В доме висел запах сонной одури и нищеты. Здесь не было жизни, не было будущего. Все, что могло произойти, уже произошло. Джозеф старался проводить здесь как можно меньше времени.
— Что, опять уходишь? — качал головой отец. — Вечно тебя нет дома.
— Макс, у мальчика должны быть приятели, — защищала его мать. — Мы же знаем, что он не в дурной компании. Он ходит играть к Баумгартенам и к твоему Солли.
Солли Левинсон доводился отцу не то троюродным, не то четвероюродным братом и был всего пятью годами старше Джозефа. Джозеф хорошо помнил, каким Солли приехал из Европы и как быстро промелькнул для него тот первый, единственный год, когда он ходил в школу и не работал на фабрике. Английский давался ему на диво легко, казалось — он ловит слова на лету. Смышленый двенадцатилетний мальчик, немного робкий, а может, просто мягкий и чересчур стеснительный. Как же изменили его пятеро детей и пятнадцать лет подшивания брюк! Превратился из яркой бабочки в унылую гусеницу. Нелепо, грустно и — несправедливо, думал Джозеф, вспоминая, как Солли учил его нырять в Ист-Ривер, как играл с ним в мяч — ловкий паренек с настоящей деревенской хваткой и сноровкой.

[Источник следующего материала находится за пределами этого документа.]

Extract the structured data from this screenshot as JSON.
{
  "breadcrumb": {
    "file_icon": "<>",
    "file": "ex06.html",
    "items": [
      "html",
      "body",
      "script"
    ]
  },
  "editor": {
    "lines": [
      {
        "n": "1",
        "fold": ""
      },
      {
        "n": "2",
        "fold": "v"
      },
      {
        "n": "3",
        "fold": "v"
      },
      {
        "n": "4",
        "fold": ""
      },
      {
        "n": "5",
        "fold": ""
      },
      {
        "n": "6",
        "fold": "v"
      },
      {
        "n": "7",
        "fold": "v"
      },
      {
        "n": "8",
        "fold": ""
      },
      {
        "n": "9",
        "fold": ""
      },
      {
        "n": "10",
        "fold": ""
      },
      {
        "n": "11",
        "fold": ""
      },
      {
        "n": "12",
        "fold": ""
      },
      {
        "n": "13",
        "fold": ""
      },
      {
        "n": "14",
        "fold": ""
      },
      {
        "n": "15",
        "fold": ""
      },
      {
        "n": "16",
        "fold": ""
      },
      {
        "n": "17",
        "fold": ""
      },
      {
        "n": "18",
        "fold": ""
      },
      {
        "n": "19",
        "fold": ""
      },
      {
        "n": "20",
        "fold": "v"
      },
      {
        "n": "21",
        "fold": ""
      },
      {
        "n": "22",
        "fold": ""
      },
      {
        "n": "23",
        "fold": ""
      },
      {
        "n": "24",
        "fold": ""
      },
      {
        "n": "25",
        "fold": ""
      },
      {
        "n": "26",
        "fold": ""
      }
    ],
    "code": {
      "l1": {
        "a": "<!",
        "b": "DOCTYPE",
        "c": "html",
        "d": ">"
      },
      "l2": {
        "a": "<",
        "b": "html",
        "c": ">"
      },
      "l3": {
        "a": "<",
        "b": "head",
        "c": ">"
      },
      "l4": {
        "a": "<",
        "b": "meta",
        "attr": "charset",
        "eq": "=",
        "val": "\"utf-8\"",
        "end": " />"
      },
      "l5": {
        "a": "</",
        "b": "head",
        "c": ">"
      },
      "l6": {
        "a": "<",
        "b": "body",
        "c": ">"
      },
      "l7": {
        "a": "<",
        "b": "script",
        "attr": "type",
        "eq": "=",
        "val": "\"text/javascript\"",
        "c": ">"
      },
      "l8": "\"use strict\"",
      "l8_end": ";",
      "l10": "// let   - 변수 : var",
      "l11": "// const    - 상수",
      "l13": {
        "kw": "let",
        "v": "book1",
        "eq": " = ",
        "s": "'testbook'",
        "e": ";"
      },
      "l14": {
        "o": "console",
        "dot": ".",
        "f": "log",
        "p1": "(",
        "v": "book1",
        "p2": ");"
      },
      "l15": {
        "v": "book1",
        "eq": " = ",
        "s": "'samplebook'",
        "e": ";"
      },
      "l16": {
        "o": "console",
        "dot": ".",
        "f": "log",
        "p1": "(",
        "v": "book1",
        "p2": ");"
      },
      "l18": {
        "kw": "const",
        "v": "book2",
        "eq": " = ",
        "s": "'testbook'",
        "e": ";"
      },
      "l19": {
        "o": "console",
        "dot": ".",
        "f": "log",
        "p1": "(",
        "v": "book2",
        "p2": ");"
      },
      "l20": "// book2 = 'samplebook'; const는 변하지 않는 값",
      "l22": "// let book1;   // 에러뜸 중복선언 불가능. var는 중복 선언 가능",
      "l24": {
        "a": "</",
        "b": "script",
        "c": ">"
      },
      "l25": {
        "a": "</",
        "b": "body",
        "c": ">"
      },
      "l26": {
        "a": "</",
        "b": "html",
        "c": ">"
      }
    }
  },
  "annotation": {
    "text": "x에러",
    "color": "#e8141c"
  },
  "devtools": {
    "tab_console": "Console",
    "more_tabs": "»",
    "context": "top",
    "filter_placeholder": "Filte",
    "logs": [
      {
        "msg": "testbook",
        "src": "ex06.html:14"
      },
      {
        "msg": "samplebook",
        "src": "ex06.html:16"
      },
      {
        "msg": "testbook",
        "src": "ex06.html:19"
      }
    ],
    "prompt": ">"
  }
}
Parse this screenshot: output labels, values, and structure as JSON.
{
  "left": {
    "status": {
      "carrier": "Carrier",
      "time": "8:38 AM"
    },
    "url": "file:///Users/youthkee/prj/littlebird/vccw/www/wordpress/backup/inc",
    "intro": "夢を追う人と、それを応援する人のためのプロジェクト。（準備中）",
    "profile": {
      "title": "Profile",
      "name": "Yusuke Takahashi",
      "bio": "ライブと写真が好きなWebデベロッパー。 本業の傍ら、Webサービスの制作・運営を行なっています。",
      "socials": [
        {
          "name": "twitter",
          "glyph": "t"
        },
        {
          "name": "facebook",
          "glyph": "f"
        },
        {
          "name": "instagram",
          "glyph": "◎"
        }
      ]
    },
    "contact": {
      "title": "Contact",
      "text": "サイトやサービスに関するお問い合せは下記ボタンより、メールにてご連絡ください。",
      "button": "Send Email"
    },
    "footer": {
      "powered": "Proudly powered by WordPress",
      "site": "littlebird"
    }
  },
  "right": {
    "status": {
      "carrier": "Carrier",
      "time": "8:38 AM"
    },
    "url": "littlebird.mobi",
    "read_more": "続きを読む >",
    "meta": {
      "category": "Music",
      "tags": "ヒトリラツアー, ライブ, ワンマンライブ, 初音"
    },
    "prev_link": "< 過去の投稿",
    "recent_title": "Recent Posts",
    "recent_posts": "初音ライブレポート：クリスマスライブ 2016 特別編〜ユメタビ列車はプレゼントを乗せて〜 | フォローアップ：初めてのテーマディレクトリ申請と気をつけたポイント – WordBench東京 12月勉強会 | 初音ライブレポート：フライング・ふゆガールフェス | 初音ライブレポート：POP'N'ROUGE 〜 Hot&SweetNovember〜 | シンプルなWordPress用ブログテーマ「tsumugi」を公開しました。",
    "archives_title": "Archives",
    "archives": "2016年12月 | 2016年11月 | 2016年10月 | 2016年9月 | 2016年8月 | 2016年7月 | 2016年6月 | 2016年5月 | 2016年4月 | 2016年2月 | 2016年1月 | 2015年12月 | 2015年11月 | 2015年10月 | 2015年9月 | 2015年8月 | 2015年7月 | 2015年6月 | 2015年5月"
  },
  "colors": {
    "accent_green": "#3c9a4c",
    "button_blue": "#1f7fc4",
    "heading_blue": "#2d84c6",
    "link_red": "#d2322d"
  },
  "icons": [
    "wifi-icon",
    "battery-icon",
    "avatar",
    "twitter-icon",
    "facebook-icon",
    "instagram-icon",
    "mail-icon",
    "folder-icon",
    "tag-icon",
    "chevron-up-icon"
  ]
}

Он умел бегать, плавать, умел двигаться! В нем был задор! И — все погасло.
Так или иначе, Джозеф охотно навещал Солли. Остальное время он жил на улице.
Отец ворчал. Улица опасна, сын, того и гляди, попадет под дурное влияние. Родители вели разговоры и при нем, но чаще он слышал их голоса из-за занавески, что служила дверью меж кухней, где спал он, и комнаткой, где спали родители.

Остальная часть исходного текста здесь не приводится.